Chandan Lodha ’13, a double concentrator in Chemistry and Physics, has spent his summers working on renewable energy solutions in the private sector. Lodha spoke with OFS about these internship experiences and his future plans regarding sustainability.
OFS: What first inspired you to get involved in environmental sustainability?
CL: In high school, I took a class at the community college on renewable energy systems. One of the things that particularly piqued my interest was solar thermal energy, which I hadn’t heard of before. It’s using solar concentrators to boil water, which makes steam and then turns the turbine. So then I did a science fair project on solar thermal. It was cool because not only was it good for the environment and sustainable, but it was also combining a lot of science, which I am concentrating in.
OFS: How have you applied this interest?
CL: Since then I’ve been doing other things related to the environment. I had an internship at Cisco Systems in high school. Cisco has a lot of data centers where they have just rows and rows and racks full of different kinds of machines that are always plugged in, sucking power 24/7. This also generates a lot of heat, so they have air conditioning 24/7, and it’s just a huge waste of energy. And most of the time they’re not even being used—maybe a couple hours a day. I switched all of the machines in one data center from regular power outlets to phi P power outlets, which means that they still plug them in the same, but you can program them to turn off remotely and on schedules. It cut the power usage by 55%.
OFS: That is really remarkable. Have you worked on similar projects since?
CL: The summer after Cisco I worked at UC Santa Cruz, which is a university next to where I live. I worked on some renewable energy projects there too.

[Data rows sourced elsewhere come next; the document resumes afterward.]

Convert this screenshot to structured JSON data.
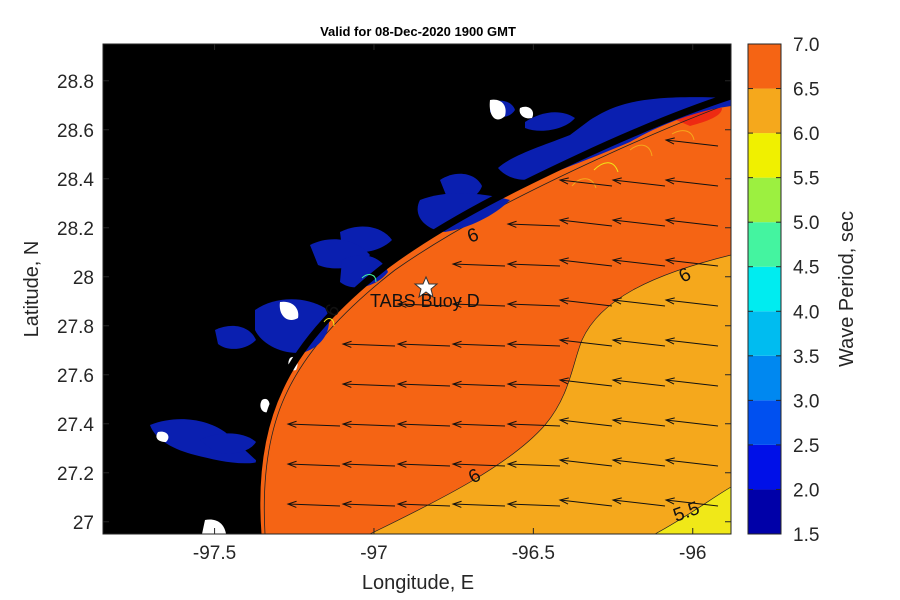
{
  "title": "Valid for 08-Dec-2020 1900 GMT",
  "xlabel": "Longitude, E",
  "ylabel": "Latitude, N",
  "colorbar_label": "Wave Period, sec",
  "x_ticks": [
    "-97.5",
    "-97",
    "-96.5",
    "-96"
  ],
  "y_ticks": [
    "27",
    "27.2",
    "27.4",
    "27.6",
    "27.8",
    "28",
    "28.2",
    "28.4",
    "28.6",
    "28.8"
  ],
  "colorbar_ticks": [
    "1.5",
    "2.0",
    "2.5",
    "3.0",
    "3.5",
    "4.0",
    "4.5",
    "5.0",
    "5.5",
    "6.0",
    "6.5",
    "7.0"
  ],
  "buoy_label": "TABS Buoy D",
  "contour_labels": [
    "6",
    "6",
    "6",
    "6",
    "5.5"
  ],
  "colors": {
    "land": "#000000",
    "bays": "#0a1fb0",
    "period_6_0": "#f56414",
    "period_5_5": "#f5a81c",
    "period_5_0": "#f0e818",
    "period_6_5": "#ee2a12"
  },
  "chart_data": {
    "type": "heatmap",
    "title": "Valid for 08-Dec-2020 1900 GMT",
    "xlabel": "Longitude, E",
    "ylabel": "Latitude, N",
    "xlim": [
      -97.85,
      -95.88
    ],
    "ylim": [
      26.95,
      28.95
    ],
    "colorbar": {
      "label": "Wave Period, sec",
      "range": [
        1.5,
        7.0
      ],
      "levels": [
        1.5,
        2.0,
        2.5,
        3.0,
        3.5,
        4.0,
        4.5,
        5.0,
        5.5,
        6.0,
        6.5,
        7.0
      ],
      "colors": [
        "#0000a8",
        "#0010e8",
        "#0050f0",
        "#0088f0",
        "#00bcf0",
        "#00ecf0",
        "#44f4a0",
        "#9cf040",
        "#f0f000",
        "#f5a81c",
        "#f56414",
        "#ee1c10"
      ]
    },
    "regions": [
      {
        "period_range": [
          6.0,
          6.5
        ],
        "area": "nearshore Gulf of Mexico"
      },
      {
        "period_range": [
          5.5,
          6.0
        ],
        "area": "offshore southeast"
      },
      {
        "period_range": [
          5.0,
          5.5
        ],
        "area": "far southeast corner"
      }
    ],
    "wave_direction": "toward west / west-southwest (arrows pointing left)",
    "annotations": [
      {
        "text": "TABS Buoy D",
        "lon": -96.85,
        "lat": 27.94,
        "marker": "star"
      }
    ]
  }
}
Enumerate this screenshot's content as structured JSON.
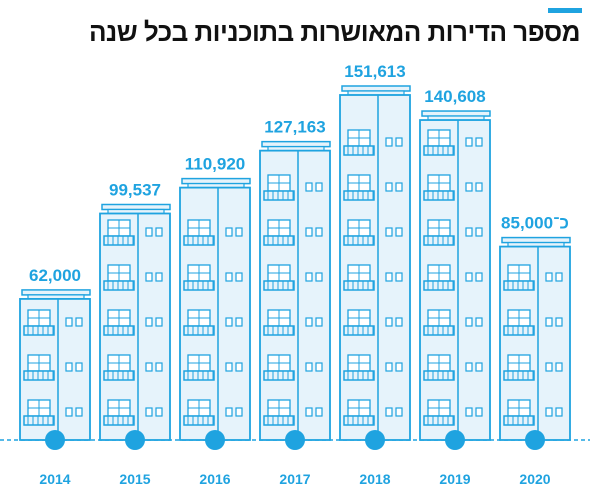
{
  "title": "מספר הדירות המאושרות בתוכניות בכל שנה",
  "colors": {
    "accent": "#1fa3e0",
    "building_fill": "#e6f3fb",
    "building_stroke": "#1fa3e0",
    "value_text": "#1fa3e0",
    "year_text": "#1fa3e0",
    "title_text": "#111111"
  },
  "chart_data": {
    "type": "bar",
    "title": "מספר הדירות המאושרות בתוכניות בכל שנה",
    "categories": [
      "2014",
      "2015",
      "2016",
      "2017",
      "2018",
      "2019",
      "2020"
    ],
    "values": [
      62000,
      99537,
      110920,
      127163,
      151613,
      140608,
      85000
    ],
    "value_labels": [
      "62,000",
      "99,537",
      "110,920",
      "127,163",
      "151,613",
      "140,608",
      "כ־85,000"
    ],
    "xlabel": "",
    "ylabel": "",
    "ylim": [
      0,
      151613
    ],
    "grid": false,
    "legend": "none"
  }
}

There was a class being implemented for non science people—just people who had a general interest in renewable systems—so I helped design the labs. It was like, make your own wind turbine, make your own hydrogen-powered fuel cell for a car. The summer after that—after freshman year—I worked at ICF International—which is a consulting firm. I worked in the San Francisco office, which is mainly focused on environmental issues. The projects I specifically worked on—there was one with this company called Wesco International, which is a trucking line, so they do lots of transportation, moving goods around the United States. And the other one was Visa. Both companies had hired ICF to do a greenhouse gas inventory, which pretty much means they send in all of their energy related data—how much electricity they’re using for lighting, for data centers, for gas for cars—anything that uses energy. They send all of that data in, huge amounts of data for all of their data centers around the world. And then ICF and I, as part of this project, entered all of the data into these GHG inventory tools to figure out how they could best cut back on things to keep up their productivity and their sales while cutting back on energy.
OFS: Do you see yourself continuing to focus on renewable energy in your studies and your career?
CL: I’m planning on taking this class called Physics 129: Energy Science. It’s a lot of physics but applied specifically to renewable energy. While I’m here I probably won’t have a focus in renewable energy, but it’s certainly something I would want to get into as a career down the line. Ultimately, I would like to get back into electric transportation.